Wellington experimenta a sensação de ser goleiro, mas admite que será a última vez (Crédito: Paulo Sérgio)
Neste fim de ano, o preparo físico dos jogadores do Botafogo chega ao seu limite extremo. Para não ficar carente em determinadas posições, Estevam Soares é obrigado a improvisar em alguns momentos e a solução desse problema pode estar no próprio elenco alvinegro. Wellington Júnior afirmou que, até hoje, só não atuou no gol.
Na verdade, a posição dele é segundo volante. No entanto, Wellington subiu para o profissional do Botafogo jogando como lateral-esquerdo. Nos juniores, no ano passado, ele atuou como meia-atacante e até mesmo homem de frente. Por sua boa fase, foi convocado para o Mundial Sub-20, no Egito... Como lateral-direito.
O fato de ser ambidestro ajuda nessa sua versatilidade.
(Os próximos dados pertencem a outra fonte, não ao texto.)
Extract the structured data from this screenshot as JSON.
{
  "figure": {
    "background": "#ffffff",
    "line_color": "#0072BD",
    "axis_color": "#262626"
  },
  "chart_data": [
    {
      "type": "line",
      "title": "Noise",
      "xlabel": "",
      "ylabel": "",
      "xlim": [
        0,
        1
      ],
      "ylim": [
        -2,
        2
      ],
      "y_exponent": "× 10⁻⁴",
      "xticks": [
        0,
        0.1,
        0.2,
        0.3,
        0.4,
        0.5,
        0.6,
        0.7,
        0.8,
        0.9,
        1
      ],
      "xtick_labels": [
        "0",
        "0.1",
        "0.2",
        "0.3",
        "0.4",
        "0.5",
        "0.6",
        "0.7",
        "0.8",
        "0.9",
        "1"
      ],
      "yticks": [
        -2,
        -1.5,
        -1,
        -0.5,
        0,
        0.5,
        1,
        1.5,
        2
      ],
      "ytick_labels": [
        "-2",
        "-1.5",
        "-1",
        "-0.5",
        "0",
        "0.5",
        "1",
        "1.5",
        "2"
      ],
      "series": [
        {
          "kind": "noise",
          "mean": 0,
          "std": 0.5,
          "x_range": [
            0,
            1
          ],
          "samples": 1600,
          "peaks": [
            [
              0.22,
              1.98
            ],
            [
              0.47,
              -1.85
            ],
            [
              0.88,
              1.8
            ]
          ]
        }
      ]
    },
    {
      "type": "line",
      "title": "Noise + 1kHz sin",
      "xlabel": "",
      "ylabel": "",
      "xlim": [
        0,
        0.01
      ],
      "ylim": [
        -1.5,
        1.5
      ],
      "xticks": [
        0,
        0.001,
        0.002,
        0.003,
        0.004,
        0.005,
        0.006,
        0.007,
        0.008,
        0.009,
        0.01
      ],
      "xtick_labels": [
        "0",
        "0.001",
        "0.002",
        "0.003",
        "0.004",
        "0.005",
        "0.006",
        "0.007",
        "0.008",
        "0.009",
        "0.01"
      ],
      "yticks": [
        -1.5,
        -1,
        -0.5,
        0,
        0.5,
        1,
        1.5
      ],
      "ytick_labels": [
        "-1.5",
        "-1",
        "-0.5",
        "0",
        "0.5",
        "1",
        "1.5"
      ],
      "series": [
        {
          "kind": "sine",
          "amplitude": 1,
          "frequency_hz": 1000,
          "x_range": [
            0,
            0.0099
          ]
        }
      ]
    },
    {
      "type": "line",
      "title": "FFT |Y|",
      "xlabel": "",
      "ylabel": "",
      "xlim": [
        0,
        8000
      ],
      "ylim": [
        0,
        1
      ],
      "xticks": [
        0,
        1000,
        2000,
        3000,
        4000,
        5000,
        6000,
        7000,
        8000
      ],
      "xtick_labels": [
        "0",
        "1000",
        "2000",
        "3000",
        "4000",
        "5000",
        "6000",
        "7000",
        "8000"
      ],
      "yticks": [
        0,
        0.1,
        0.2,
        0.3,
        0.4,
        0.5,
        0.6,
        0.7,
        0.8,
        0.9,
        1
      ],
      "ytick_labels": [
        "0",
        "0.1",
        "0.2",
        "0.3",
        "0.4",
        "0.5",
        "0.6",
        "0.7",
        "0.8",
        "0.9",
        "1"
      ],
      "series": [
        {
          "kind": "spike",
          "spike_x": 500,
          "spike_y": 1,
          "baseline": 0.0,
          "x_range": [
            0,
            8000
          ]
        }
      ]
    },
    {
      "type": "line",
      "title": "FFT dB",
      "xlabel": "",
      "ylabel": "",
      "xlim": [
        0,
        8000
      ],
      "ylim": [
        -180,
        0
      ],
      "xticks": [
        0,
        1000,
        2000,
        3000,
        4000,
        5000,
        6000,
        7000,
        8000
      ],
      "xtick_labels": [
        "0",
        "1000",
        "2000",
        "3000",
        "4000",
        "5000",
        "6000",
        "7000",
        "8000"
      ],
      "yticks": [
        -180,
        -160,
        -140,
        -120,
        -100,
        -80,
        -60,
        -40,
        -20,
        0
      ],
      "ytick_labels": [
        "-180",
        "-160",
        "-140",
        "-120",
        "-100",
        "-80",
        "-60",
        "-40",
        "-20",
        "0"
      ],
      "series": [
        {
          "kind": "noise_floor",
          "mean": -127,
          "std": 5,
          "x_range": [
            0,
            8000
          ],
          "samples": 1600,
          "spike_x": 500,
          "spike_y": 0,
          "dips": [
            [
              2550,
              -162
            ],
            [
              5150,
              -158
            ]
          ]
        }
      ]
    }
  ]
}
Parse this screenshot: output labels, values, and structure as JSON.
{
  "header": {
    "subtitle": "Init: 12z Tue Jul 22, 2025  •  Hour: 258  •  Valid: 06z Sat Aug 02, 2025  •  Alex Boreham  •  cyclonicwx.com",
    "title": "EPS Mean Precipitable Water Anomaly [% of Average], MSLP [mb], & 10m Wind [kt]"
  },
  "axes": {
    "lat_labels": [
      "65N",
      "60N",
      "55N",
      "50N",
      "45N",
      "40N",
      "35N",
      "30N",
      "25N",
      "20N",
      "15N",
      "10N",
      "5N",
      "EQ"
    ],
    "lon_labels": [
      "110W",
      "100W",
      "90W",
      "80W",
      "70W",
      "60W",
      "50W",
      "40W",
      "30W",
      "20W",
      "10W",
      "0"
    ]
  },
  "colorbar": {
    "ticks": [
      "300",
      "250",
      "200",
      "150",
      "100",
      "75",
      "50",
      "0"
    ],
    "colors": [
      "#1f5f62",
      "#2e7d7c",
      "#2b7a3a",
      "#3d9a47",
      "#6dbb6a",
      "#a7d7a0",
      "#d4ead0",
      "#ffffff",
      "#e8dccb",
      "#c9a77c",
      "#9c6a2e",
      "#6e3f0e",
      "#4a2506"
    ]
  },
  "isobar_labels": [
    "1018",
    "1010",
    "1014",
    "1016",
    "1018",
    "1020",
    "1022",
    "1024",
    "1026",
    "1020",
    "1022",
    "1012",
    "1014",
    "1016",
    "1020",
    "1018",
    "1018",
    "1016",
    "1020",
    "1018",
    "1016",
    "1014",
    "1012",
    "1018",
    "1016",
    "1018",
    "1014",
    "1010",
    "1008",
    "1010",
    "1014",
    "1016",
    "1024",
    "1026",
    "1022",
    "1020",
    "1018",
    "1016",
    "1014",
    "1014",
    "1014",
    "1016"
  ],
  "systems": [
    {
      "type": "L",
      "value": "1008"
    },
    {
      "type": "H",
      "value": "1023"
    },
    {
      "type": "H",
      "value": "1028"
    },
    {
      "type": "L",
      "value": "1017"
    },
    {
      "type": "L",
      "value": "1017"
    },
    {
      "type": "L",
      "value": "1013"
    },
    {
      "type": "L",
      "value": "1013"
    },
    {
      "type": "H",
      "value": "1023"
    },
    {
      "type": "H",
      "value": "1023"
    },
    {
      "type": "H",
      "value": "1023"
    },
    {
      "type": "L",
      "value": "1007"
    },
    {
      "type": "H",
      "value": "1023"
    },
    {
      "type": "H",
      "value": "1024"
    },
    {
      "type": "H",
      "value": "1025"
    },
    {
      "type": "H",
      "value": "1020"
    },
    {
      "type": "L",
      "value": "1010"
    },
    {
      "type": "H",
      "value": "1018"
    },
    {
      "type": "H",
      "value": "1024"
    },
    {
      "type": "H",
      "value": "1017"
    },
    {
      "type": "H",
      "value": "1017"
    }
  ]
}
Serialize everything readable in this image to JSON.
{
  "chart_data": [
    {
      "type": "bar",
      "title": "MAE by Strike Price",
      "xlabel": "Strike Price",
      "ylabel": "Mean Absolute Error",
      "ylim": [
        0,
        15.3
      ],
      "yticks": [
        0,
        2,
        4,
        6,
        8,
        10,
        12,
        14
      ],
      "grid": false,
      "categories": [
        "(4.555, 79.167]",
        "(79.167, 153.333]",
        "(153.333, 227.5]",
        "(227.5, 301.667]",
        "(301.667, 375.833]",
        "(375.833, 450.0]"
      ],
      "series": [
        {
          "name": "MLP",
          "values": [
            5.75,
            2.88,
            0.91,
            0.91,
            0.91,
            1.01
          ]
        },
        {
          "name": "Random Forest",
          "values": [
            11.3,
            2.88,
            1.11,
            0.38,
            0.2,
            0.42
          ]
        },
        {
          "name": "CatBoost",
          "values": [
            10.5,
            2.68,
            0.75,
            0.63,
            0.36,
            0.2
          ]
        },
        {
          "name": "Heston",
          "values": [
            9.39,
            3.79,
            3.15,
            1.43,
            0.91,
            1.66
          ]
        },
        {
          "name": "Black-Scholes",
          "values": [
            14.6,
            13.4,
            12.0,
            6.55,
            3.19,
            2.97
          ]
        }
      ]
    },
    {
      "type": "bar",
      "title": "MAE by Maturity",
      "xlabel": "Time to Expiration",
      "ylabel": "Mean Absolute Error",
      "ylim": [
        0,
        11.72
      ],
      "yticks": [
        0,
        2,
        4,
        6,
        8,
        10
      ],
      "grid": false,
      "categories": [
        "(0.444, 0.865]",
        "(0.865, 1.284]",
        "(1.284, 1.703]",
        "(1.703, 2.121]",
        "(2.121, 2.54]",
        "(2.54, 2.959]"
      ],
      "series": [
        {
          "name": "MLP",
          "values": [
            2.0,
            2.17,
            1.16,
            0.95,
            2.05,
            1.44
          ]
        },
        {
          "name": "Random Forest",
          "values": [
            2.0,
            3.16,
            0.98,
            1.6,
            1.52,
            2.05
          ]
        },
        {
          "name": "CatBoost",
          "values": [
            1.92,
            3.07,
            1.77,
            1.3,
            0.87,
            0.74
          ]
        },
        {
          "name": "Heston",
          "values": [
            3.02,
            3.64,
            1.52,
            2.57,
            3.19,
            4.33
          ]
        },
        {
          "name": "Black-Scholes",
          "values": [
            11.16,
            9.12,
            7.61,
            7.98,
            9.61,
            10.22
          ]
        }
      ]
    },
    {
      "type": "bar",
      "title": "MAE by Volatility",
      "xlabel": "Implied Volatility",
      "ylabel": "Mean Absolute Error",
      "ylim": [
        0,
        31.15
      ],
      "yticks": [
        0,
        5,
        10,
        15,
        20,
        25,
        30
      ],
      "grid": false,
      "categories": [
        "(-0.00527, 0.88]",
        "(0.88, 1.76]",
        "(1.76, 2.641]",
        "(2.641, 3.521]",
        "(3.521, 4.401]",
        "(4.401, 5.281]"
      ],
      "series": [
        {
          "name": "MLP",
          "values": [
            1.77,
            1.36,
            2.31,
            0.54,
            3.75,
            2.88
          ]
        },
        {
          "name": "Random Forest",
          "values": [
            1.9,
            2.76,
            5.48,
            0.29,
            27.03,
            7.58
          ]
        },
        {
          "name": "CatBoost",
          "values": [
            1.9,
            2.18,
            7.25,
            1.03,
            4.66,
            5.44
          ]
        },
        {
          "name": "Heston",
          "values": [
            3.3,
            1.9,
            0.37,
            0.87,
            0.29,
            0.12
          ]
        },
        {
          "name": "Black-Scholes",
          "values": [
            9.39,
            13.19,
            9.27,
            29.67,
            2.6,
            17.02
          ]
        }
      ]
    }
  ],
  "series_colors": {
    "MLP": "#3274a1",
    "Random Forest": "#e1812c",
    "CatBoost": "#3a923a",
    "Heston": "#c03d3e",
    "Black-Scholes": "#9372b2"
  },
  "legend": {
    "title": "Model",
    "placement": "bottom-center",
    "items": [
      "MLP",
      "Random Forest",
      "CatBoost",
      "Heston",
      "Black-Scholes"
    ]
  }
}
O que Wellington quer é apenas uma oportunidade para mostrar seu futebol.
– Houve um treino nos juniores que um zagueiro teve um problema e fui recuado para jogar na zaga. Por mim, não tem problema. Só quero jogar – afirmou o polivalente jogador.
Até se firmar no Botafogo, Wellington Júnior penou. Passou pela categoria de base de diversos clubes do Rio de Janeiro. Em sua coleção particular, uniformes de diversas equipes e até mesmo uma camisa de goleiro. Mas esta Wellington garante que nunca usou.
– Meu pai não deixava. Falava para eu jogar na linha sempre. Eu também nunca tive essa vocação. Meu negócio mesmo é jogar na linha – afirmou Wellington.
Seu primeiro jogo pelos profissionais do Botafogo aconteceu este ano. Contra o Volta Redonda, pelo Campeonato Estadual, ele deu um passe para um dos gols e ainda deixou o dele. Detalhe: nessa partida, Wellington Júnior jogou em sua posição, como segundo volante.
Com Estevam Soares, a revelação alvinegra ainda não teve uma oportunidade. Se precisar, ele joga na posição que for.
– Já conversei muito com o Estevam e ele me dá muitas dicas. A decisão é dele. Quando precisar, ele sabe que estou pronto – finalizou.